Last week my resin bust of Cernunnos arrived and I'm in the process of painting him, and I've surprisingly found him to be the source of continually awkward conversation. "Who is he?" people keep asking, and I find myself with no good answer.

I could answer what the figure means personally to me, but that doesn't really help anyone else understand him, much less understand where any of this is coming from.

I can give a historical explanation, which was my first tactic, only to find myself qualifying every statement. "Is he Celtic?" Well, kind of. The Celts have a lot of images that kind of look like him, but we have no idea what they called him. We have one incidence of his name, and that statue is Gaulish-Roman, and the name is actually Latin. "What does he represent?" To the Celts?

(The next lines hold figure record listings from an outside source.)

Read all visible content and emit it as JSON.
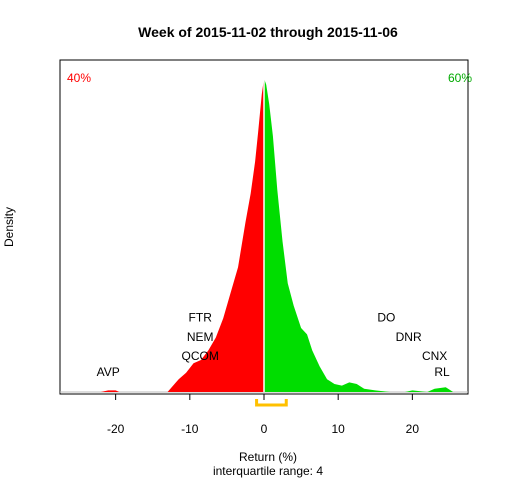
{
  "chart_data": {
    "type": "area",
    "title": "Week of 2015-11-02 through 2015-11-06",
    "xlabel": "Return (%)",
    "ylabel": "Density",
    "subtitle": "interquartile range: 4",
    "xlim": [
      -27.5,
      27.5
    ],
    "ylim": [
      0,
      1
    ],
    "x_ticks": [
      "-20",
      "-10",
      "0",
      "10",
      "20"
    ],
    "x_tick_values": [
      -20,
      -10,
      0,
      10,
      20
    ],
    "split_at": 0,
    "negative_share_label": "40%",
    "positive_share_label": "60%",
    "negative_color": "#ff0000",
    "positive_color": "#00dd00",
    "iqr_color": "#ffc000",
    "iqr": [
      -1,
      3
    ],
    "density": {
      "x": [
        -27.5,
        -22,
        -21,
        -20,
        -19.5,
        -13,
        -11.5,
        -10.5,
        -9.5,
        -8.5,
        -7.5,
        -6.5,
        -5.5,
        -4.5,
        -3.5,
        -2.5,
        -1.8,
        -1.2,
        -0.8,
        -0.3,
        0,
        0.3,
        0.7,
        1.2,
        1.8,
        2.5,
        3.2,
        4,
        5,
        5.8,
        6.5,
        7.5,
        8.5,
        9.5,
        10.5,
        11.5,
        12.5,
        13.5,
        15,
        17,
        19,
        20,
        22,
        23,
        24.5,
        25.5,
        27.5
      ],
      "y": [
        0,
        0,
        0.005,
        0.005,
        0,
        0,
        0.04,
        0.06,
        0.09,
        0.1,
        0.13,
        0.17,
        0.23,
        0.31,
        0.39,
        0.53,
        0.62,
        0.72,
        0.81,
        0.93,
        0.98,
        0.96,
        0.9,
        0.8,
        0.63,
        0.47,
        0.34,
        0.27,
        0.2,
        0.18,
        0.13,
        0.08,
        0.04,
        0.025,
        0.02,
        0.03,
        0.025,
        0.01,
        0.005,
        0,
        0,
        0.005,
        0,
        0.01,
        0.015,
        0,
        0
      ]
    },
    "annotations": [
      {
        "text": "FTR",
        "x": -8.6,
        "y": 0.22
      },
      {
        "text": "NEM",
        "x": -8.6,
        "y": 0.16
      },
      {
        "text": "QCOM",
        "x": -8.6,
        "y": 0.1
      },
      {
        "text": "AVP",
        "x": -21,
        "y": 0.05
      },
      {
        "text": "DO",
        "x": 16.5,
        "y": 0.22
      },
      {
        "text": "DNR",
        "x": 19.5,
        "y": 0.16
      },
      {
        "text": "CNX",
        "x": 23,
        "y": 0.1
      },
      {
        "text": "RL",
        "x": 24,
        "y": 0.05
      }
    ]
  }
}
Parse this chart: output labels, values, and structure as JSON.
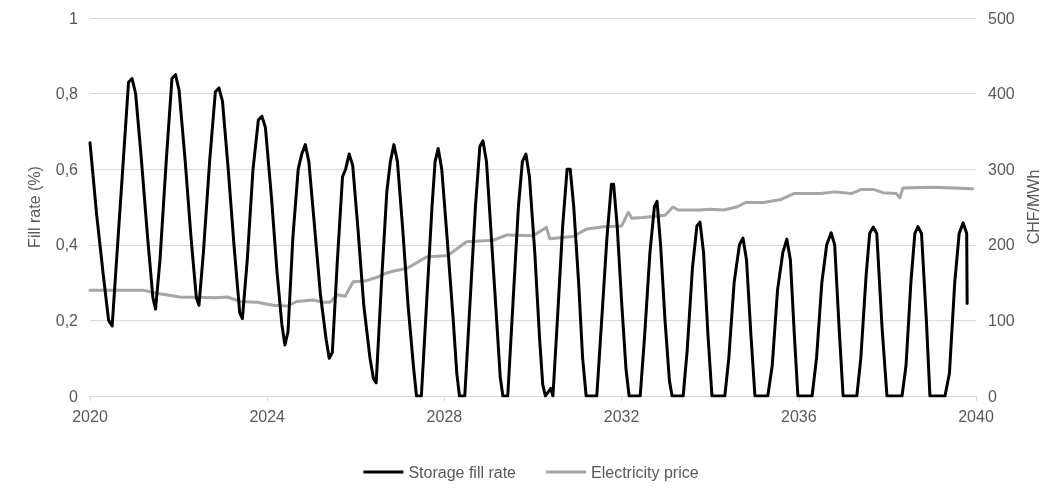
{
  "chart_data": {
    "type": "line",
    "ylabel": "Fill rate (%)",
    "y2label": "CHF/MWh",
    "xlim": [
      2020,
      2040
    ],
    "xticks": [
      2020,
      2024,
      2028,
      2032,
      2036,
      2040
    ],
    "ylim": [
      0,
      1
    ],
    "yticks": [
      0,
      {
        "value": 0.2,
        "label": "0,2"
      },
      {
        "value": 0.4,
        "label": "0,4"
      },
      {
        "value": 0.6,
        "label": "0,6"
      },
      {
        "value": 0.8,
        "label": "0,8"
      },
      1
    ],
    "y2lim": [
      0,
      500
    ],
    "y2ticks": [
      0,
      100,
      200,
      300,
      400,
      500
    ],
    "grid": "y",
    "legend": "bottom",
    "marker": "none",
    "line_style": "solid",
    "series": [
      {
        "name": "Storage fill rate",
        "color": "#000000",
        "axis": "y",
        "x": [
          2020.0,
          2020.15,
          2020.3,
          2020.42,
          2020.5,
          2020.6,
          2020.75,
          2020.87,
          2020.95,
          2021.03,
          2021.15,
          2021.3,
          2021.42,
          2021.48,
          2021.58,
          2021.72,
          2021.85,
          2021.93,
          2022.01,
          2022.15,
          2022.28,
          2022.4,
          2022.46,
          2022.56,
          2022.7,
          2022.83,
          2022.91,
          2022.99,
          2023.12,
          2023.25,
          2023.38,
          2023.44,
          2023.55,
          2023.68,
          2023.8,
          2023.88,
          2023.96,
          2024.1,
          2024.22,
          2024.33,
          2024.4,
          2024.47,
          2024.58,
          2024.7,
          2024.78,
          2024.86,
          2024.94,
          2025.06,
          2025.2,
          2025.33,
          2025.4,
          2025.47,
          2025.58,
          2025.7,
          2025.77,
          2025.85,
          2025.93,
          2026.05,
          2026.18,
          2026.32,
          2026.4,
          2026.46,
          2026.58,
          2026.7,
          2026.78,
          2026.86,
          2026.94,
          2027.06,
          2027.18,
          2027.3,
          2027.37,
          2027.48,
          2027.6,
          2027.72,
          2027.79,
          2027.86,
          2027.94,
          2028.06,
          2028.2,
          2028.28,
          2028.34,
          2028.46,
          2028.58,
          2028.7,
          2028.8,
          2028.87,
          2028.95,
          2029.06,
          2029.18,
          2029.26,
          2029.32,
          2029.43,
          2029.55,
          2029.67,
          2029.76,
          2029.84,
          2029.92,
          2030.04,
          2030.15,
          2030.22,
          2030.28,
          2030.4,
          2030.45,
          2030.55,
          2030.67,
          2030.77,
          2030.84,
          2030.92,
          2031.03,
          2031.12,
          2031.2,
          2031.44,
          2031.55,
          2031.67,
          2031.77,
          2031.82,
          2031.9,
          2032.0,
          2032.1,
          2032.17,
          2032.42,
          2032.52,
          2032.64,
          2032.74,
          2032.8,
          2032.88,
          2032.98,
          2033.08,
          2033.14,
          2033.39,
          2033.48,
          2033.6,
          2033.7,
          2033.77,
          2033.85,
          2033.95,
          2034.04,
          2034.33,
          2034.42,
          2034.54,
          2034.66,
          2034.74,
          2034.82,
          2034.92,
          2035.01,
          2035.3,
          2035.4,
          2035.52,
          2035.64,
          2035.73,
          2035.81,
          2035.9,
          2035.98,
          2036.3,
          2036.4,
          2036.52,
          2036.63,
          2036.73,
          2036.81,
          2036.91,
          2037.0,
          2037.31,
          2037.4,
          2037.52,
          2037.6,
          2037.68,
          2037.76,
          2037.88,
          2037.99,
          2038.33,
          2038.42,
          2038.53,
          2038.62,
          2038.69,
          2038.77,
          2038.88,
          2038.96,
          2039.3,
          2039.4,
          2039.52,
          2039.62,
          2039.71,
          2039.79,
          2039.8
        ],
        "values": [
          0.67,
          0.48,
          0.32,
          0.2,
          0.185,
          0.36,
          0.62,
          0.83,
          0.84,
          0.8,
          0.64,
          0.42,
          0.26,
          0.23,
          0.36,
          0.62,
          0.84,
          0.85,
          0.81,
          0.62,
          0.42,
          0.26,
          0.24,
          0.38,
          0.62,
          0.805,
          0.815,
          0.78,
          0.6,
          0.4,
          0.22,
          0.205,
          0.36,
          0.6,
          0.73,
          0.74,
          0.71,
          0.52,
          0.33,
          0.19,
          0.135,
          0.17,
          0.42,
          0.6,
          0.64,
          0.665,
          0.62,
          0.46,
          0.27,
          0.15,
          0.1,
          0.115,
          0.35,
          0.58,
          0.6,
          0.64,
          0.61,
          0.44,
          0.24,
          0.1,
          0.045,
          0.035,
          0.3,
          0.54,
          0.62,
          0.665,
          0.62,
          0.44,
          0.24,
          0.08,
          0,
          0,
          0.25,
          0.5,
          0.62,
          0.655,
          0.6,
          0.42,
          0.2,
          0.06,
          0,
          0,
          0.25,
          0.5,
          0.66,
          0.675,
          0.62,
          0.42,
          0.2,
          0.05,
          0,
          0,
          0.25,
          0.5,
          0.62,
          0.64,
          0.58,
          0.38,
          0.15,
          0.03,
          0,
          0.02,
          0,
          0.2,
          0.45,
          0.6,
          0.6,
          0.5,
          0.3,
          0.1,
          0,
          0,
          0.2,
          0.42,
          0.56,
          0.56,
          0.45,
          0.25,
          0.07,
          0,
          0,
          0.16,
          0.38,
          0.5,
          0.515,
          0.4,
          0.2,
          0.04,
          0,
          0,
          0.12,
          0.34,
          0.45,
          0.46,
          0.38,
          0.16,
          0,
          0,
          0.1,
          0.3,
          0.4,
          0.418,
          0.36,
          0.16,
          0,
          0,
          0.08,
          0.28,
          0.38,
          0.415,
          0.36,
          0.16,
          0,
          0,
          0.1,
          0.3,
          0.4,
          0.432,
          0.4,
          0.18,
          0,
          0,
          0.1,
          0.32,
          0.43,
          0.447,
          0.43,
          0.18,
          0,
          0,
          0.08,
          0.3,
          0.43,
          0.448,
          0.43,
          0.2,
          0,
          0,
          0.06,
          0.3,
          0.43,
          0.458,
          0.43,
          0.245
        ]
      },
      {
        "name": "Electricity price",
        "color": "#a6a6a6",
        "axis": "y2",
        "x": [
          2020.0,
          2021.2,
          2021.5,
          2022.03,
          2022.87,
          2023.1,
          2023.39,
          2023.77,
          2024.13,
          2024.45,
          2024.67,
          2025.03,
          2025.26,
          2025.42,
          2025.58,
          2025.76,
          2025.94,
          2026.2,
          2026.48,
          2026.66,
          2026.84,
          2027.16,
          2027.6,
          2028.08,
          2028.5,
          2029.1,
          2029.41,
          2030.0,
          2030.3,
          2030.38,
          2030.9,
          2031.22,
          2031.58,
          2032.0,
          2032.15,
          2032.23,
          2032.48,
          2032.98,
          2033.16,
          2033.27,
          2033.77,
          2034.0,
          2034.3,
          2034.6,
          2034.8,
          2035.2,
          2035.6,
          2035.9,
          2036.5,
          2036.8,
          2037.2,
          2037.4,
          2037.7,
          2037.9,
          2038.2,
          2038.28,
          2038.35,
          2039.0,
          2039.5,
          2039.92
        ],
        "values": [
          140,
          140,
          136,
          131,
          130,
          131,
          125,
          124,
          120,
          119,
          125,
          127,
          124,
          124,
          134,
          132,
          151,
          152,
          157,
          162,
          165,
          169,
          184,
          186,
          204,
          206,
          213,
          212,
          223,
          208,
          211,
          221,
          224,
          225,
          243,
          235,
          236,
          239,
          250,
          246,
          246,
          247,
          246,
          250,
          256,
          256,
          260,
          268,
          268,
          270,
          268,
          273,
          273,
          269,
          268,
          262,
          275,
          276,
          275,
          274
        ]
      }
    ]
  }
}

The answer's highly arguable. "What's his story?" He doesn't have one, at least not that was ever written down. "So what's your connection with him?" That would take a small thesis to cover.

I found slight solace in an unlikely source, however. About an hour after having this conversation with my husband, it dawned on me that I had a simpler answer. "He's Herne the Hunter."

"Oh!" explains my husband. "Now I get it."

Of course, my husband's only exposure to Herne is through Robin of Sherwood, a British TV series from the mid-eighties. But to be honest, that show does a fair job of depicting Herne as I see him. In fact, finding that show years ago was one of the things that lead me to learn about the historical Herne/Cernunnos in the first place.

But it's still awkward referencing TV, especially when I grit my teeth when people reference something like Charmed to explain Wicca. I guess it's the difference between being inspired by TV to further learn, versus taking TV as some sort of canonical instructive text.

1 comments

  1. Anonymous // January 7, 2009 at 1:21 AM  

    Regarding Herne: Have you seen this picture, by George Cruikshank? It's one of my favorite drawings ever. It's actually an illustration of a scene in a nearly forgotten 19th century novel, Windsor Castle by by William Harrison Ainsworth.
    ---

    Actually, the real purpose of this comment, before you sidetracked me with Cernunnos and Herne, was to write you a bit of fan mail. Your website has the clearest explanation of what Wicca is about that I've seen anywhere besides religioustolerance.org — and your site is more personal. (So you know where I'm coming from: I'm an agnostic with a reform Jewish upbringing, and a lot of curiosity.) You're a lovely writer, and when I saw you'd started to blog, I was in haste to bookmark. Please keep posting!